How to get base_score from trained booster

I am using model slices as shown here. However the example hardcodes the base_score to 0.5 for training hence it knows the value during prediction. I have a library metric that does not know the base_score during training. The metric gets the trained booster. From using both the scikit interface and the xgb native interface I cannot find how to get the base_score that was calculated or used during training. The model.get_xgb_params() gives back base_score: None, which in this case was the value use in the model training.

Is there a method to get the base_score that was calculated or used during training in a saved model?

Thanks

3 Likes

Hi, I have exactly the same problem and I started doubting if this calculation is actually performed.
The XGBoost documentation states that so-called base_score

is automatically estimated for selected objectives before training. To disable the estimation, specify a real number argument.

It suggests that, given a regression tasks, it calculates average linked to the particular loss function, e.g. mean for RMSE objective. However, as you wrote, the extracted value of the base_score is always equal to 0.5. I’ve checked it using the up-to-date version 1.7.6.
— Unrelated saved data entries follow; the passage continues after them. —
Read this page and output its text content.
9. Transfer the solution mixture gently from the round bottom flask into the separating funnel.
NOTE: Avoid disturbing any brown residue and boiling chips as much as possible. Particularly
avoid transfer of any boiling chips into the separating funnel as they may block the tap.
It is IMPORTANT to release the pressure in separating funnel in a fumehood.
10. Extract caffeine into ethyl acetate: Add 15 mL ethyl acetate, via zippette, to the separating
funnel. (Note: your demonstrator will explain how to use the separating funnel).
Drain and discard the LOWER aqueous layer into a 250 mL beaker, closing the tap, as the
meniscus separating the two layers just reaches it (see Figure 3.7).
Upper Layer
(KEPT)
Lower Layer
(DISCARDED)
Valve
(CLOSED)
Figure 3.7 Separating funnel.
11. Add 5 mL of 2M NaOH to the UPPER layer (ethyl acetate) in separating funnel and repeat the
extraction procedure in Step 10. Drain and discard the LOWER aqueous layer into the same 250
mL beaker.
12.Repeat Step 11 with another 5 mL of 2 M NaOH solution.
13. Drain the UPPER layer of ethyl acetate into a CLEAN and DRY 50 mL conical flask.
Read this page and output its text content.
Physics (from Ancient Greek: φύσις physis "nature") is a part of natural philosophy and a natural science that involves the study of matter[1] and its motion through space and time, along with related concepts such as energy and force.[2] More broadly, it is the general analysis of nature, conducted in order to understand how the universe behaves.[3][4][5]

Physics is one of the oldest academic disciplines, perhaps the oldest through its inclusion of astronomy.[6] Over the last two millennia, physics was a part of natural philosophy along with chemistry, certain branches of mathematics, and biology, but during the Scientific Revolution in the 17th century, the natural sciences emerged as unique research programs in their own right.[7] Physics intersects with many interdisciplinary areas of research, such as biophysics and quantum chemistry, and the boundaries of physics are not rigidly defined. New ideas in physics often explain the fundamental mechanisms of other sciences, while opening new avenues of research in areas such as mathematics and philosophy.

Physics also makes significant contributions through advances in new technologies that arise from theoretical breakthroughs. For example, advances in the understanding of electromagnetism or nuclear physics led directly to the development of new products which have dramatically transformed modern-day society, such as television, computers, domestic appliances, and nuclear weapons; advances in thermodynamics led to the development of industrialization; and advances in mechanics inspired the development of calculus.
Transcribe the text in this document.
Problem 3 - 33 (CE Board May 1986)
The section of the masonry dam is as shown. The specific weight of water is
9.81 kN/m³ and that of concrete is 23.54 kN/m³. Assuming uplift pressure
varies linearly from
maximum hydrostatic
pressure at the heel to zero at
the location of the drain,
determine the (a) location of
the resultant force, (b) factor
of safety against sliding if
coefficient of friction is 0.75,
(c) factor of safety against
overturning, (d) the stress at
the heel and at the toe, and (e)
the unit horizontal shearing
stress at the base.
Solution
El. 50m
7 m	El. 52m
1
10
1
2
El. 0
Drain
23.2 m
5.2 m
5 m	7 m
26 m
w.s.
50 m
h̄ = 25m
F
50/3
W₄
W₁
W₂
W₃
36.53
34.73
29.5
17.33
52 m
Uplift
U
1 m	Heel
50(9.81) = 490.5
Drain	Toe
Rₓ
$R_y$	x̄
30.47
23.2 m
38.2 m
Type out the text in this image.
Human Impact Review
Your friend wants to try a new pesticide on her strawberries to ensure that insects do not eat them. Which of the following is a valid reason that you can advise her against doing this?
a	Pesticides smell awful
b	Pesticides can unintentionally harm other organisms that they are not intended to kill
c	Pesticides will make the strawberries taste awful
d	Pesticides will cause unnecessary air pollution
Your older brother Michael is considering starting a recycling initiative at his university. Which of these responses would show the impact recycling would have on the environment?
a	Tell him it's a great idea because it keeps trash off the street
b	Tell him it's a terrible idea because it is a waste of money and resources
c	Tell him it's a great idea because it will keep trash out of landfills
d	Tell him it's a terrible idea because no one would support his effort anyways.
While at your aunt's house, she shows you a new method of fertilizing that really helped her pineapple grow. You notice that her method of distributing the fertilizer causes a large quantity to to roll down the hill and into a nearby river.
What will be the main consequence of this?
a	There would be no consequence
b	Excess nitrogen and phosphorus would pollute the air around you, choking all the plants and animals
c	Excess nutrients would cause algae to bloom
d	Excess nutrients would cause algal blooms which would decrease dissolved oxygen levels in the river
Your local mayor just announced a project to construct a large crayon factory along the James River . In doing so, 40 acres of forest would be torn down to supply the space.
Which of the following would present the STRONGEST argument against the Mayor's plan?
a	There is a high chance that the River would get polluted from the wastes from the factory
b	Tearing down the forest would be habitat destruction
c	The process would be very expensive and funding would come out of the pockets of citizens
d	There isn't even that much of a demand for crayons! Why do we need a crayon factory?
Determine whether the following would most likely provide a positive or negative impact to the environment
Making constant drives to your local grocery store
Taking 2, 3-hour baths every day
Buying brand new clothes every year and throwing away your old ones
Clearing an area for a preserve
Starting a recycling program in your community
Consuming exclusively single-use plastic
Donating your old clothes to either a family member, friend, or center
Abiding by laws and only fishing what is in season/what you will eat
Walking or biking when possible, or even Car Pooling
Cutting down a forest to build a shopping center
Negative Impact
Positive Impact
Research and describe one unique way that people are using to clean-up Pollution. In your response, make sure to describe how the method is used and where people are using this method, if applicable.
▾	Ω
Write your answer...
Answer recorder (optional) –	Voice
from sklearn.datasets import make_regression
from sklearn.model_selection import train_test_split

import json
import xgboost as xgb

print(xgb.__version__)
# '1.7.6'

# From: https://github.com/dmlc/xgboost/blob/master/python-package/xgboost/testing/updater.py
def get_basescore(model: xgb.XGBModel) -> float:
    """Get base score from an XGBoost sklearn estimator."""
    base_score = float(
        json.loads(model.get_booster().save_config())["learner"]["learner_model_param"][
            "base_score"
        ]
    )
    return base_score

# Preparing data
X, y = make_regression(n_samples=200)
X_train, X_test, y_train, y_test = train_test_split(X, y)

# Training a model
xgb_reg = xgb.XGBRegressor()
xgb_reg.fit(X_train, y_train)

# It seems it always returns... 0.5
# At leats as long as we don't set a custom value manually
# with xgb.XGBRegressor(base_score=np.mean(y_train))
get_basescore(xgb_reg)

How can we explain this (apparent?) discrepancy between the docs and the way it actually works?

I had the same question, and created an issue on the repo here.

Hi, the feature you are referring to was recently added in the master branch and is not yet available in 1.7.x.

I’m having a similar issue: when training a XGBRegressor, I see that all predictions are off exactly by 0.5 from the leaf values, yet .base_score is None. I’m using 1.7.3. What should I do?